In quei giorni arriva a Viareggio anche Junio Valerio Borghese, intento ad appendere dei manifesti in tutta la città per avallare la tesi della perdizione della giunta socialista, dipinta come una manica di depravati e quindi carnefice nel caso Lavorini. Il Secolo d’Italia, organo ufficiale del MSI, segue lo stesso iter. Borghese, l’anno dopo, tenterà un colpo di Stato supportato dal suo ambiente di destra e da un numero rilevante di componenti dell’Esercito. Sarà lui stesso ad annullarlo, nel bel mezzo dello svolgimento. Ancora oggi non sappiamo per che motivo. Si parla di una telefonata decisiva per bloccare tutto, in cambio di successivi favori (la fuga in Spagna, certo, ma altro che è ancora ignoto). Le ipotesi sull’interlocutore dall’altro lato della cornetta restano due: Licio Gelli e un collaboratore di Giulio Andreotti. Non è escluso che le piste siano complementari e valide entrambe. Sta di fatto che il golpe Borghese, il caso Lavorini e la strage di Piazza Fontana hanno nella destra i reali colpevoli. Anche per il caso Lavorini restano ancora collegamenti irrisolti. Gli esecutori, dei ragazzini maldestri che uccisero il bambino il giorno stesso del sequestro, erano sì collegati al Fronte Monarchico Giovanile, ma non sono mai venuti fuori i nomi degli adulti che mossero i fili. Il riscatto serviva a finanziare atti eversivi con l’acquisto di armi, ma non si capisce per arrivare a cosa. Nell’Italia di provincia degli anni Sessanta, nonostante la “modernità della Luna”, cercare la verità è più difficile che seguire i sentimenti di un gruppo che chiede solo la vendetta e un nemico, possibilmente “depravato”. Parasecolo nel romanzo omaggia invece il giornalista Marco Nozza, che indagò in modo determinante sul caso Lavorini e venne chiamato “Il Pistarolo”. Nel romanzo è Giovanni che compie la famosa scena realmente avvenuta, con Nozza che si accorge della spilletta del Fronte Monarchico sul petto di Marco Baldisseri, uno dei giovani indagati, e capisce così che c’è una pista diversa rispetto a quella sessuale.

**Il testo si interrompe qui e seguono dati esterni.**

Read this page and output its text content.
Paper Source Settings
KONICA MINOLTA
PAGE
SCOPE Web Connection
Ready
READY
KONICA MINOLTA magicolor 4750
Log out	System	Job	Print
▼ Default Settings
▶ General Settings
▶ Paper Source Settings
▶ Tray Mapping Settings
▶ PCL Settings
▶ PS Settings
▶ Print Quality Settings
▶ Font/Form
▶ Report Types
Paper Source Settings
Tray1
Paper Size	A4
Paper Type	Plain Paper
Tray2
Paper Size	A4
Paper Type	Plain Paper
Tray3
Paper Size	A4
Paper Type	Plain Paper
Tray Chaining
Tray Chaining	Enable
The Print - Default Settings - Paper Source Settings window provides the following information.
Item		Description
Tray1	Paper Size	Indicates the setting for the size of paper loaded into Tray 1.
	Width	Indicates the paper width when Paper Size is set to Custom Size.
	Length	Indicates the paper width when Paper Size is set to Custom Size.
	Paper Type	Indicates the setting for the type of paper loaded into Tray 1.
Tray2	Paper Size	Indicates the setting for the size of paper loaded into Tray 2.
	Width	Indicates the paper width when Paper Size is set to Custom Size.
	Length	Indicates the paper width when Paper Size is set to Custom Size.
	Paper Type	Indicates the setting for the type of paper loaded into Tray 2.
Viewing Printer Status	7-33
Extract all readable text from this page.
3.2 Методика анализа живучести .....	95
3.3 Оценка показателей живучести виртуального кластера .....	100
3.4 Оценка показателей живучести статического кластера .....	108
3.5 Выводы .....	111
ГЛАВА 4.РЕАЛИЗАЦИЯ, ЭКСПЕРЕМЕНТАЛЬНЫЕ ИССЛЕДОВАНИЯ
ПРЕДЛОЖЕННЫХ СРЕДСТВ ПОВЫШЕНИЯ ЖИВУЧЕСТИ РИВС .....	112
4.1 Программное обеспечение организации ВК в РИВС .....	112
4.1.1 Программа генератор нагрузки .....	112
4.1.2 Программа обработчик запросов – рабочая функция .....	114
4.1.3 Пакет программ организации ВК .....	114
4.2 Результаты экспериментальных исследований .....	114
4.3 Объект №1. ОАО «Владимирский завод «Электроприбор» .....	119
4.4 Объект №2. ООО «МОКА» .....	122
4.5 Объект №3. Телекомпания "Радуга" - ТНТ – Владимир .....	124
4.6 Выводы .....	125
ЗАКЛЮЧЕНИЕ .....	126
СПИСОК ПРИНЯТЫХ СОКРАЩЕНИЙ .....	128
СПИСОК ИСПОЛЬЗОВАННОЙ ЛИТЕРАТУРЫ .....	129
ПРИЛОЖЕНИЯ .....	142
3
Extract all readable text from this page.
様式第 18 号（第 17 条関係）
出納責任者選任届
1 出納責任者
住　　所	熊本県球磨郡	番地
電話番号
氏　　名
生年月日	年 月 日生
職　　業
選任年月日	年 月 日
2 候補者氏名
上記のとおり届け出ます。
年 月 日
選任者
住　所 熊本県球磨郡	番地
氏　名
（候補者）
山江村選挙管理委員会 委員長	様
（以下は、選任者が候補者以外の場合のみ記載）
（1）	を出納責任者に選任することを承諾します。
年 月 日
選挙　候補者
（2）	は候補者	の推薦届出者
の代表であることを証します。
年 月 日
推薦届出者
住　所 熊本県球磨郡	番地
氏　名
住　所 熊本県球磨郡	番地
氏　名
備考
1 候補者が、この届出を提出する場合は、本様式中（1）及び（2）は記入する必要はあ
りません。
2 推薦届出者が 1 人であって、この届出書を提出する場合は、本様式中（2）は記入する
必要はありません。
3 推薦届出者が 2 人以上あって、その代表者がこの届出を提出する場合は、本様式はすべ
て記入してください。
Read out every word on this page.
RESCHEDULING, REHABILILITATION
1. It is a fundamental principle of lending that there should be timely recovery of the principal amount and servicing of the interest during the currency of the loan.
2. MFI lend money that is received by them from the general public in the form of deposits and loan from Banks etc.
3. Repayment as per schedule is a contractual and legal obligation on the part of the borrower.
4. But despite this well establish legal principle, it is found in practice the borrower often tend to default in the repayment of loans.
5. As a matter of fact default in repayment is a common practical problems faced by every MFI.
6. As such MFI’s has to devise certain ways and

Cronache private è anche una lente sul giornalismo dell’epoca, su quelle redazioni buzzatiane dove c’è un’enorme distanza tra i giornalisti interessati alla verità e quelli che lavorano sulla vendibilità delle notizie, asserviti ai meccanismi di mercato. Giovanni, così, scopre una Milano molto diversa dalla provincia, vissuta anche dalla protagonista femminile dell’opera, Dora. I due si sfiorano negli anni, è un amore struggente nella sua incompiutezza, ma entrambi sono i perfetti rappresentanti del passaggio tra due ere. La provincia in quegli anni cercava infatti una rivalsa, i giovani volevano l’emancipazione, essere contemporanei. Dora la sarta diventa imprenditrice, e il riscatto sociale nel romanzo di Parasecolo appare come la dialettica su cui l’Italia stessa si fonda. A prescindere dall’appartenenza sociale, gli abitanti di paese assistono al “mondo nuovo” cogliendone i segnali.
Lo stesso Lavorini di Parasecolo, in una scena prima del rapimento, legge Viaggio al centro della Terra di Jules Verne, alimentando quel contrasto tra il mondo sotto e quello sopra, con la Luna che appare come nuova dimora dell’umanità. Lo “scemo del villaggio” scrive un biglietto che recita: “Ora che l’uomo va sulla luna, dove finisce la terra? Sopra alla testa dei bambini”. È un riferimento alla sepoltura del giovane Lavorini, ma anche alla saggezza dei matti, di chi si rende conto della fine di un’epoca e della difficoltà nell’abbracciarne un’altra. È il 1969, la provincia scopre un nuovo mondo e la sabbia è anche quella usata dal potere per nascondere le tracce scomode. Benvenuti negli Anni di piombo, il primo assaggio della modernità in Italia.